3D printing changes that thinking. The cost is so low, it can deliver the next-generation manufacturing tool in time to have it in service the next day. A simple tool like this requires only a little time and initiative to redesign. While a redesign may only drive out a few seconds from an assembly operation, that time adds up. If the fixture is used to make 500 items per day per worker, a two-second savings reduces direct labour by 70 hours per person per year. For the same part, a one percent reduction in scrap would save 1,250 parts per year. The bottom line: more jigs and fixtures with optimised designs in service mean more money to your company’s bottom line.

Print on demand

Stop thinking of your jigs, fixtures and other manufacturing tools as assets. Instead, think of them as expenses, and disposable. As assets, jigs and fixtures are stored (inventoried) between uses. They remain in inventory until the product line is retired or they are worn beyond repair.

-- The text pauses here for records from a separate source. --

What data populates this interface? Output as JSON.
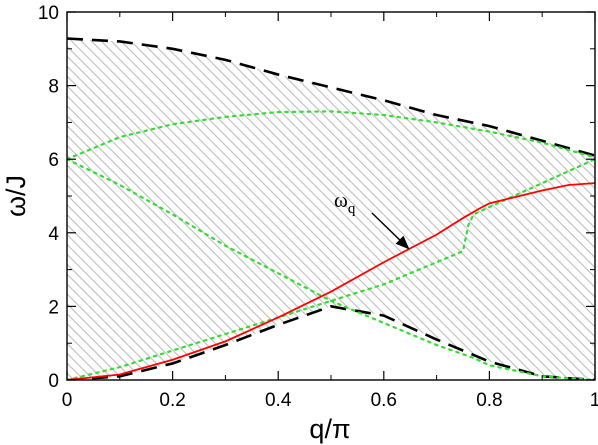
{
  "chart_data": {
    "type": "line",
    "xlabel": "q/π",
    "ylabel": "ω/J",
    "xlim": [
      0,
      1
    ],
    "ylim": [
      0,
      10
    ],
    "xticks": [
      "0",
      "0.2",
      "0.4",
      "0.6",
      "0.8",
      "1"
    ],
    "yticks": [
      "0",
      "2",
      "4",
      "6",
      "8",
      "10"
    ],
    "grid": false,
    "legend": "none",
    "shaded_region": {
      "color": "#bdbdbd",
      "pattern": "diagonal-hatch",
      "upper": {
        "x": [
          0,
          0.1,
          0.2,
          0.3,
          0.4,
          0.5,
          0.6,
          0.7,
          0.8,
          0.9,
          1.0
        ],
        "y": [
          9.28,
          9.2,
          9.0,
          8.7,
          8.3,
          7.95,
          7.6,
          7.2,
          6.9,
          6.5,
          6.1
        ]
      },
      "lower": {
        "x": [
          0,
          0.1,
          0.2,
          0.3,
          0.4,
          0.5,
          0.6,
          0.7,
          0.8,
          0.9,
          1.0
        ],
        "y": [
          0.0,
          0.1,
          0.45,
          0.95,
          1.5,
          2.0,
          1.75,
          1.1,
          0.5,
          0.1,
          0.0
        ]
      }
    },
    "series": [
      {
        "style": "dashed",
        "color": "#000000",
        "x": [
          0,
          0.1,
          0.2,
          0.3,
          0.4,
          0.5,
          0.6,
          0.7,
          0.8,
          0.9,
          1.0
        ],
        "y": [
          9.28,
          9.2,
          9.0,
          8.7,
          8.3,
          7.95,
          7.6,
          7.2,
          6.9,
          6.5,
          6.1
        ]
      },
      {
        "style": "dashed",
        "color": "#000000",
        "x": [
          0,
          0.1,
          0.2,
          0.3,
          0.4,
          0.5,
          0.6,
          0.7,
          0.8,
          0.9,
          1.0
        ],
        "y": [
          0.0,
          0.1,
          0.45,
          0.95,
          1.5,
          2.0,
          1.75,
          1.1,
          0.5,
          0.1,
          0.0
        ]
      },
      {
        "style": "dotted",
        "color": "#33dd33",
        "x": [
          0,
          0.1,
          0.2,
          0.3,
          0.4,
          0.5,
          0.6,
          0.7,
          0.8,
          0.9,
          1.0
        ],
        "y": [
          6.0,
          6.6,
          6.95,
          7.15,
          7.28,
          7.3,
          7.2,
          7.0,
          6.75,
          6.45,
          6.05
        ]
      },
      {
        "style": "dotted",
        "color": "#33dd33",
        "x": [
          0,
          0.1,
          0.2,
          0.3,
          0.4,
          0.5,
          0.6,
          0.7,
          0.75,
          0.77,
          0.8,
          0.9,
          1.0
        ],
        "y": [
          6.0,
          5.3,
          4.5,
          3.65,
          2.9,
          2.15,
          1.55,
          0.95,
          0.7,
          0.6,
          0.4,
          0.1,
          0.0
        ]
      },
      {
        "style": "dotted",
        "color": "#33dd33",
        "x": [
          0,
          0.1,
          0.2,
          0.3,
          0.4,
          0.5,
          0.6,
          0.7,
          0.75,
          0.76,
          0.77,
          0.8,
          0.9,
          1.0
        ],
        "y": [
          0.0,
          0.35,
          0.8,
          1.25,
          1.7,
          2.15,
          2.6,
          3.2,
          3.5,
          4.2,
          4.5,
          4.7,
          5.35,
          6.0
        ]
      },
      {
        "style": "solid",
        "color": "#ff0000",
        "x": [
          0,
          0.1,
          0.2,
          0.3,
          0.4,
          0.5,
          0.6,
          0.7,
          0.75,
          0.78,
          0.8,
          0.9,
          0.95,
          1.0
        ],
        "y": [
          0.0,
          0.15,
          0.55,
          1.05,
          1.7,
          2.4,
          3.2,
          3.95,
          4.4,
          4.65,
          4.8,
          5.15,
          5.3,
          5.35
        ]
      }
    ],
    "annotation": {
      "text": "ω",
      "subscript": "q",
      "arrow_to": {
        "x": 0.645,
        "y": 3.6
      }
    }
  }
}
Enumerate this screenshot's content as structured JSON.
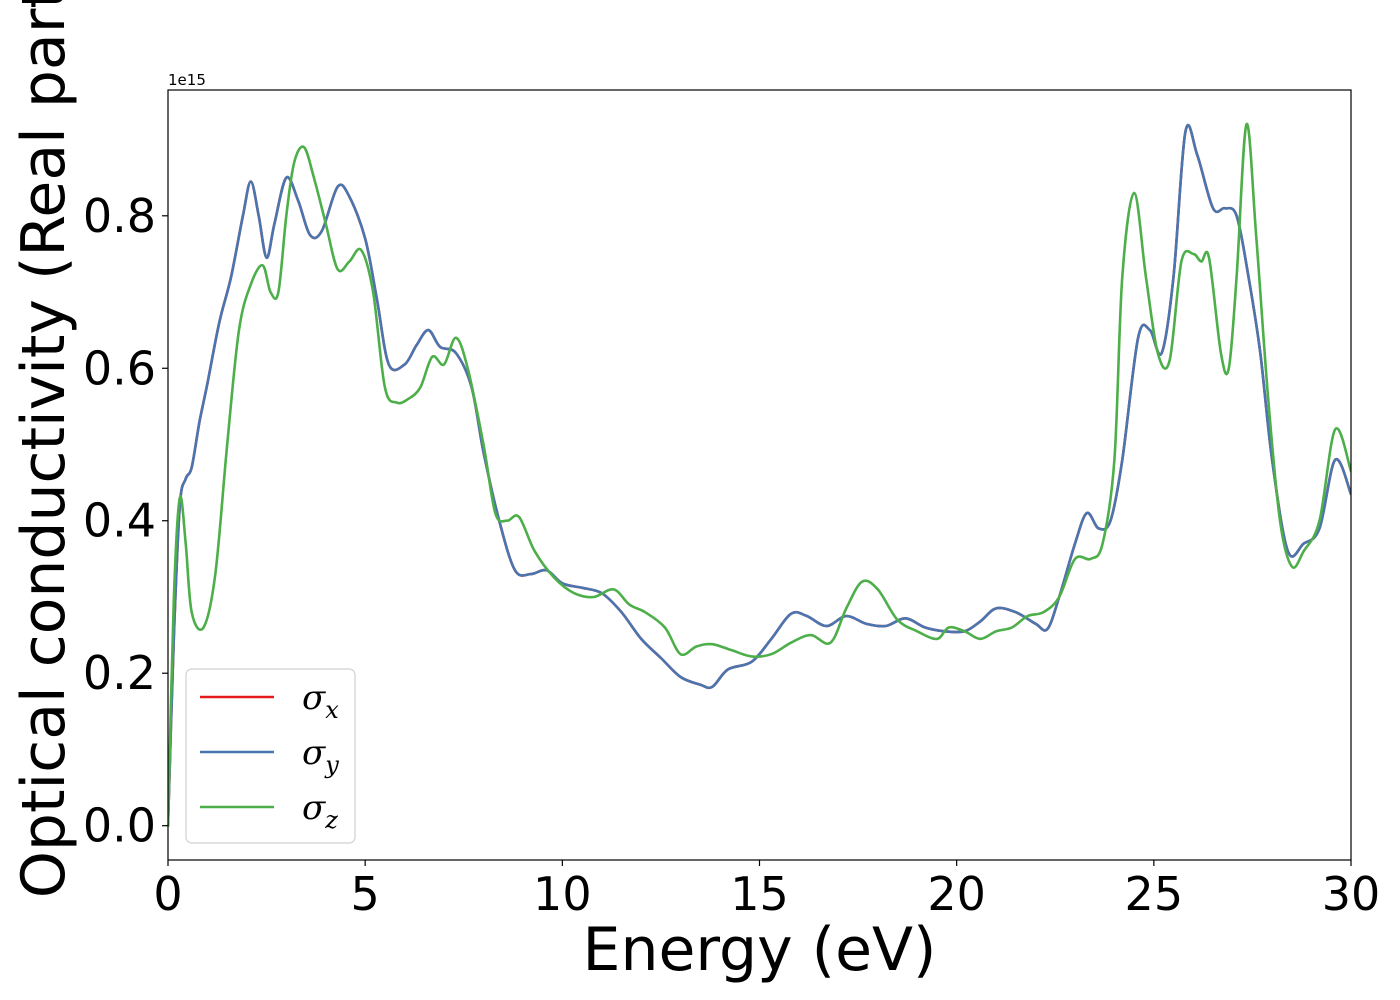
{
  "chart_data": {
    "type": "line",
    "title": "",
    "xlabel": "Energy (eV)",
    "ylabel": "Optical conductivity (Real part)",
    "y_offset_text": "1e15",
    "xlim": [
      0,
      30
    ],
    "ylim": [
      -0.045,
      0.965
    ],
    "xticks": [
      0,
      5,
      10,
      15,
      20,
      25,
      30
    ],
    "xtick_labels": [
      "0",
      "5",
      "10",
      "15",
      "20",
      "25",
      "30"
    ],
    "yticks": [
      0.0,
      0.2,
      0.4,
      0.6,
      0.8
    ],
    "ytick_labels": [
      "0.0",
      "0.2",
      "0.4",
      "0.6",
      "0.8"
    ],
    "grid": false,
    "legend_position": "lower-left",
    "series": [
      {
        "name": "σ_x",
        "legend_symbol": "σ",
        "legend_sub": "x",
        "color": "#e41a1c",
        "x": [
          0,
          0.15,
          0.3,
          0.45,
          0.6,
          0.8,
          1.0,
          1.3,
          1.6,
          1.9,
          2.1,
          2.3,
          2.5,
          2.7,
          3.0,
          3.3,
          3.6,
          3.9,
          4.3,
          4.6,
          5.0,
          5.3,
          5.6,
          6.0,
          6.3,
          6.6,
          6.9,
          7.3,
          7.7,
          8.0,
          8.4,
          8.8,
          9.2,
          9.6,
          10.0,
          10.5,
          11.0,
          11.5,
          12.0,
          12.5,
          13.0,
          13.5,
          13.8,
          14.2,
          14.8,
          15.3,
          15.8,
          16.2,
          16.7,
          17.2,
          17.7,
          18.2,
          18.7,
          19.2,
          19.7,
          20.2,
          20.6,
          21.0,
          21.5,
          22.0,
          22.3,
          22.6,
          23.0,
          23.3,
          23.6,
          23.9,
          24.2,
          24.6,
          24.9,
          25.2,
          25.5,
          25.8,
          26.1,
          26.5,
          26.8,
          27.1,
          27.4,
          27.7,
          28.0,
          28.4,
          28.8,
          29.2,
          29.6,
          30.0
        ],
        "values": [
          0.0,
          0.25,
          0.42,
          0.455,
          0.47,
          0.53,
          0.58,
          0.66,
          0.72,
          0.8,
          0.845,
          0.8,
          0.745,
          0.79,
          0.85,
          0.82,
          0.775,
          0.78,
          0.838,
          0.825,
          0.77,
          0.69,
          0.605,
          0.605,
          0.63,
          0.65,
          0.628,
          0.62,
          0.575,
          0.49,
          0.4,
          0.335,
          0.33,
          0.335,
          0.318,
          0.312,
          0.305,
          0.28,
          0.245,
          0.22,
          0.195,
          0.185,
          0.182,
          0.205,
          0.215,
          0.245,
          0.278,
          0.275,
          0.262,
          0.275,
          0.265,
          0.262,
          0.272,
          0.26,
          0.255,
          0.255,
          0.268,
          0.285,
          0.28,
          0.265,
          0.258,
          0.3,
          0.37,
          0.41,
          0.39,
          0.4,
          0.48,
          0.64,
          0.65,
          0.62,
          0.72,
          0.91,
          0.88,
          0.81,
          0.81,
          0.8,
          0.72,
          0.62,
          0.48,
          0.36,
          0.37,
          0.39,
          0.48,
          0.435
        ]
      },
      {
        "name": "σ_y",
        "legend_symbol": "σ",
        "legend_sub": "y",
        "color": "#4a76b0",
        "x": [
          0,
          0.15,
          0.3,
          0.45,
          0.6,
          0.8,
          1.0,
          1.3,
          1.6,
          1.9,
          2.1,
          2.3,
          2.5,
          2.7,
          3.0,
          3.3,
          3.6,
          3.9,
          4.3,
          4.6,
          5.0,
          5.3,
          5.6,
          6.0,
          6.3,
          6.6,
          6.9,
          7.3,
          7.7,
          8.0,
          8.4,
          8.8,
          9.2,
          9.6,
          10.0,
          10.5,
          11.0,
          11.5,
          12.0,
          12.5,
          13.0,
          13.5,
          13.8,
          14.2,
          14.8,
          15.3,
          15.8,
          16.2,
          16.7,
          17.2,
          17.7,
          18.2,
          18.7,
          19.2,
          19.7,
          20.2,
          20.6,
          21.0,
          21.5,
          22.0,
          22.3,
          22.6,
          23.0,
          23.3,
          23.6,
          23.9,
          24.2,
          24.6,
          24.9,
          25.2,
          25.5,
          25.8,
          26.1,
          26.5,
          26.8,
          27.1,
          27.4,
          27.7,
          28.0,
          28.4,
          28.8,
          29.2,
          29.6,
          30.0
        ],
        "values": [
          0.0,
          0.25,
          0.42,
          0.455,
          0.47,
          0.53,
          0.58,
          0.66,
          0.72,
          0.8,
          0.845,
          0.8,
          0.745,
          0.79,
          0.85,
          0.82,
          0.775,
          0.78,
          0.838,
          0.825,
          0.77,
          0.69,
          0.605,
          0.605,
          0.63,
          0.65,
          0.628,
          0.62,
          0.575,
          0.49,
          0.4,
          0.335,
          0.33,
          0.335,
          0.318,
          0.312,
          0.305,
          0.28,
          0.245,
          0.22,
          0.195,
          0.185,
          0.182,
          0.205,
          0.215,
          0.245,
          0.278,
          0.275,
          0.262,
          0.275,
          0.265,
          0.262,
          0.272,
          0.26,
          0.255,
          0.255,
          0.268,
          0.285,
          0.28,
          0.265,
          0.258,
          0.3,
          0.37,
          0.41,
          0.39,
          0.4,
          0.48,
          0.64,
          0.65,
          0.62,
          0.72,
          0.91,
          0.88,
          0.81,
          0.81,
          0.8,
          0.72,
          0.62,
          0.48,
          0.36,
          0.37,
          0.39,
          0.48,
          0.435
        ]
      },
      {
        "name": "σ_z",
        "legend_symbol": "σ",
        "legend_sub": "z",
        "color": "#4daf4a",
        "x": [
          0,
          0.15,
          0.3,
          0.45,
          0.6,
          0.9,
          1.2,
          1.5,
          1.8,
          2.1,
          2.4,
          2.6,
          2.8,
          3.0,
          3.2,
          3.45,
          3.7,
          4.0,
          4.3,
          4.6,
          4.9,
          5.2,
          5.5,
          5.8,
          6.1,
          6.4,
          6.7,
          7.0,
          7.3,
          7.6,
          8.0,
          8.3,
          8.6,
          8.9,
          9.3,
          9.8,
          10.3,
          10.8,
          11.3,
          11.7,
          12.1,
          12.6,
          13.0,
          13.4,
          13.8,
          14.3,
          14.8,
          15.3,
          15.8,
          16.3,
          16.8,
          17.2,
          17.6,
          18.0,
          18.5,
          19.0,
          19.5,
          19.8,
          20.2,
          20.6,
          21.0,
          21.4,
          21.8,
          22.2,
          22.6,
          23.0,
          23.4,
          23.7,
          24.0,
          24.2,
          24.5,
          24.8,
          25.1,
          25.4,
          25.7,
          26.0,
          26.2,
          26.4,
          26.7,
          26.9,
          27.1,
          27.35,
          27.6,
          27.9,
          28.2,
          28.5,
          28.8,
          29.2,
          29.6,
          30.0
        ],
        "values": [
          0.0,
          0.3,
          0.43,
          0.37,
          0.28,
          0.26,
          0.33,
          0.5,
          0.65,
          0.71,
          0.735,
          0.7,
          0.7,
          0.8,
          0.87,
          0.89,
          0.85,
          0.79,
          0.73,
          0.74,
          0.755,
          0.7,
          0.575,
          0.555,
          0.56,
          0.575,
          0.615,
          0.605,
          0.64,
          0.6,
          0.5,
          0.41,
          0.4,
          0.405,
          0.36,
          0.325,
          0.305,
          0.3,
          0.31,
          0.29,
          0.28,
          0.26,
          0.225,
          0.235,
          0.238,
          0.23,
          0.222,
          0.225,
          0.24,
          0.25,
          0.24,
          0.285,
          0.32,
          0.31,
          0.27,
          0.255,
          0.245,
          0.26,
          0.255,
          0.245,
          0.255,
          0.26,
          0.275,
          0.28,
          0.3,
          0.35,
          0.35,
          0.37,
          0.48,
          0.72,
          0.83,
          0.72,
          0.62,
          0.61,
          0.74,
          0.75,
          0.74,
          0.745,
          0.62,
          0.6,
          0.72,
          0.92,
          0.77,
          0.56,
          0.4,
          0.34,
          0.36,
          0.4,
          0.52,
          0.465
        ]
      }
    ]
  }
}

With the time, cost and effort of making manufacturing tools through conventional methods, they are too valuable to be discarded.

This approach carries many indirect costs, however. There is cost for the shelf space (warehousing expense), cost to manage and track the inventory, and cost to locate a jig or fixture when needed. For sporadically used tools, these costs can be quite significant.

The opposite can be true with 3D printing. Often, it takes more resources to inventory jigs and fixtures than it does to remake them. So, companies adopt a management approach called digital warehousing where only the digital file is carried in inventory. It may seem unthinkable to scrap a perfectly good manufacturing tool, but for those with infrequent use, this approach reduces cost and labour.

Now companies make a fixture when it’s needed, and then digitally warehouse its design for future uses. This print-on demand approach is also handy when a replacement is needed for a broken manufacturing tool or duplicates are needed for increased production to meet an unexpected surge in sales.

Additionally, parts-on-demand providers deliver a simple, low-cost, service-assisted method of starting for new adopters of 3D printing. These providers bring expertise, flexibility and finishing services that accelerate results. Organisations with internal systems that experience capacity constraints, or projects that require special materials, benefit from 3D printed parts on demand as well.

3D printing can lead to big changes that maximise profits by driving out every wasted second and penny from the manufacturing process. Rather than replacing traditional manufacturing methods, it should be viewed as a complementary technology that adds value and opens new possibilities. Savings on the manufacturing floor and in jig and fixture production will be substantial.

If you have a 3D CAD file and access to a 3D printing system, you are ready to start fabricating manufacturing tools with as little as 15 minutes of hands-on labour. Combine the simplicity with typical time and cost reductions of 40% to 90%, and you will understand why 3D printing spurs companies to make more jigs, fixtures and other manufacturing tools than ever before. Perhaps most importantly, starting now with jigs and fixtures and other tools puts you and your manufacturing team on the path to rethinking your production process and even business model.